2.7 Co-expression analysis
In order to better understand the expression mechanism of ANLN in LUAD, use the "LinkFinder" module in LinkedOmics to check the co-expression mode of ANLN. The related genes co-expressed by ANLN were obtained by Pearson test, and the results are shown in a volcano graph (Figure 7A). (Figures 7B and 7C) show the heat maps of the top 50 genes that are positively and negatively correlated with ANLN, respectively.
GSEA is used to identify signal pathways related to ANLN. The GO annotation of GSEA shows (Figure 8A) that ANLN co-expressed genes mainly involve chromosome segregation, mitotic cell cycle phase transition, DNA replication, DNA recombination, and RNA localization. On the contrary, the drug catabolism process is inhibited, and the protein activates the cascade process. KEGG enrichment analysis shows (Figure 8B) that genes are mainly enriched in the cell cycle, RNA transport, pyrimidine metabolism, spliceosome, ubiquitin-mediated proteolysis, and Epstein-Barr virus infection.

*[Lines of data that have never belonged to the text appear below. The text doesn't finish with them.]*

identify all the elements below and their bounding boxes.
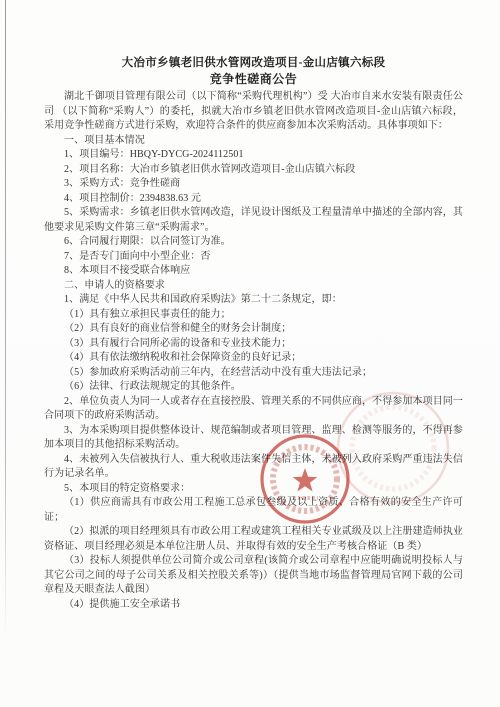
paragraph: 2、单位负责人为同一人或者存在直接控股、管理关系的不同供应商，不得参加本项目同一… (44, 395, 463, 424)
paragraph: 1、项目编号：HBQY-DYCG-2024112501 (44, 148, 463, 163)
paragraph: （4）具有依法缴纳税收和社会保障资金的良好记录； (44, 351, 463, 366)
paragraph: （3）具有履行合同所必需的设备和专业技术能力； (44, 337, 463, 352)
paragraph-list: 湖北千御项目管理有限公司（以下简称“采购代理机构”）受 大冶市自来水安装有限责任… (44, 90, 463, 612)
paragraph: 3、采购方式：竞争性磋商 (44, 177, 463, 192)
paragraph: 6、合同履行期限：以合同签订为准。 (44, 235, 463, 250)
paragraph: （4）提供施工安全承诺书 (44, 598, 463, 613)
paragraph: 7、是否专门面向中小型企业：否 (44, 250, 463, 265)
document-title: 大冶市乡镇老旧供水管网改造项目-金山店镇六标段 (44, 55, 463, 71)
paragraph: 2、项目名称：大冶市乡镇老旧供水管网改造项目-金山店镇六标段 (44, 163, 463, 178)
paragraph: 4、项目控制价：2394838.63 元 (44, 192, 463, 207)
paragraph: （2）具有良好的商业信誉和健全的财务会计制度； (44, 322, 463, 337)
paragraph: （3）投标人须提供单位公司简介或公司章程(该简介或公司章程中应能明确说明投标人与… (44, 554, 463, 598)
paragraph: 8、本项目不接受联合体响应 (44, 264, 463, 279)
document-subtitle: 竞争性磋商公告 (44, 71, 463, 87)
paragraph: 湖北千御项目管理有限公司（以下简称“采购代理机构”）受 大冶市自来水安装有限责任… (44, 90, 463, 134)
paragraph: （5）参加政府采购活动前三年内，在经营活动中没有重大违法记录； (44, 366, 463, 381)
paragraph: 1、满足《中华人民共和国政府采购法》第二十二条规定，即： (44, 293, 463, 308)
paragraph: 一、项目基本情况 (44, 134, 463, 149)
document-page: 大冶市乡镇老旧供水管网改造项目-金山店镇六标段 竞争性磋商公告 湖北千御项目管理… (0, 0, 500, 707)
document-content: 大冶市乡镇老旧供水管网改造项目-金山店镇六标段 竞争性磋商公告 湖北千御项目管理… (44, 55, 463, 612)
paragraph: 5、采购需求：乡镇老旧供水管网改造，详见设计图纸及工程量清单中描述的全部内容，其… (44, 206, 463, 235)
paragraph: 5、本项目的特定资格要求： (44, 482, 463, 497)
scan-artifact-line (5, 0, 6, 640)
paragraph: 二、申请人的资格要求 (44, 279, 463, 294)
paragraph: （2）拟派的项目经理须具有市政公用工程或建筑工程相关专业贰级及以上注册建造师执业… (44, 525, 463, 554)
paragraph: 4、未被列入失信被执行人、重大税收违法案件失信主体，未被列入政府采购严重违法失信… (44, 453, 463, 482)
paragraph: （6）法律、行政法规规定的其他条件。 (44, 380, 463, 395)
paragraph: （1）供应商需具有市政公用工程施工总承包叁级及以上资质、合格有效的安全生产许可证… (44, 496, 463, 525)
paragraph: 3、为本采购项目提供整体设计、规范编制或者项目管理、监理、检测等服务的，不得再参… (44, 424, 463, 453)
paragraph: （1）具有独立承担民事责任的能力； (44, 308, 463, 323)
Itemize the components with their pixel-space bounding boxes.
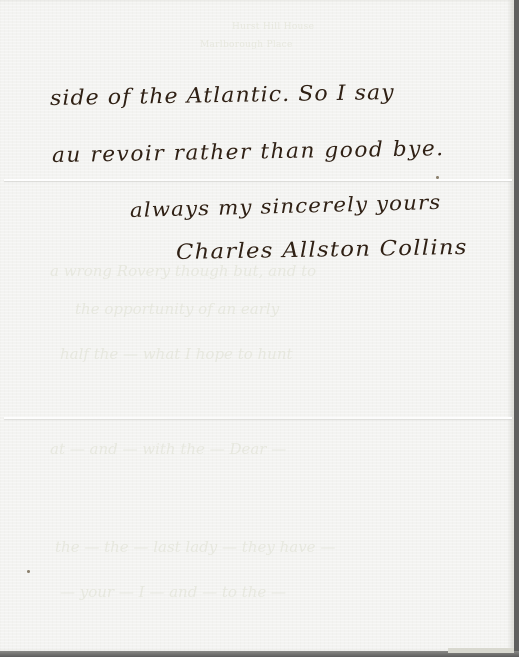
bleed-through-line: at — and — with the — Dear — <box>50 440 286 458</box>
letter-closing: always my sincerely yours <box>130 190 442 222</box>
letterhead-ghost-line-1: Hurst Hill House <box>232 22 314 32</box>
bleed-through-line: — your — I — and — to the — <box>60 583 286 601</box>
bleed-through-line: the — the — last lady — they have — <box>55 538 335 556</box>
letterhead-ghost-line-2: Marlborough Place <box>200 40 293 50</box>
scan-edge-bottom <box>0 651 519 657</box>
letter-page: Hurst Hill House Marlborough Place a wro… <box>0 0 514 651</box>
bleed-through-line: half the — what I hope to hunt <box>60 345 293 363</box>
paper-corner-edge <box>448 648 514 653</box>
ink-speck <box>27 570 30 573</box>
letter-signature: Charles Allston Collins <box>176 235 468 264</box>
paper-fold-upper <box>4 179 512 181</box>
scan-edge-right <box>514 0 519 657</box>
ink-speck <box>436 176 439 179</box>
bleed-through-line: the opportunity of an early <box>75 300 279 318</box>
letter-body-line-1: side of the Atlantic. So I say <box>50 80 395 110</box>
paper-fold-lower <box>4 417 512 419</box>
letter-body-line-2: au revoir rather than good bye. <box>52 136 445 167</box>
bleed-through-line: a wrong Rovery though but, and to <box>50 262 316 280</box>
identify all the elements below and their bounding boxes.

In addition, the top 5 significant genes related to ANLN, including KIF4A, KIF23, CKAP2L, TPX2, KIF2C, were selected for further analysis, and their correlation with ANLN was verified in the TIMER database. The results show that ANLN and KIF4A (COR=0.888, p=3.4e−175), KIF23 (COR=0.889, p=1.09e−175), CKAP2L (COR=0.883, p=2.74e−170), TPX2(COR =0.876, p=9.24e−165), KIF2C (COR=0.87, p=8.31e−160) were significantly correlated (Figure 9A-E).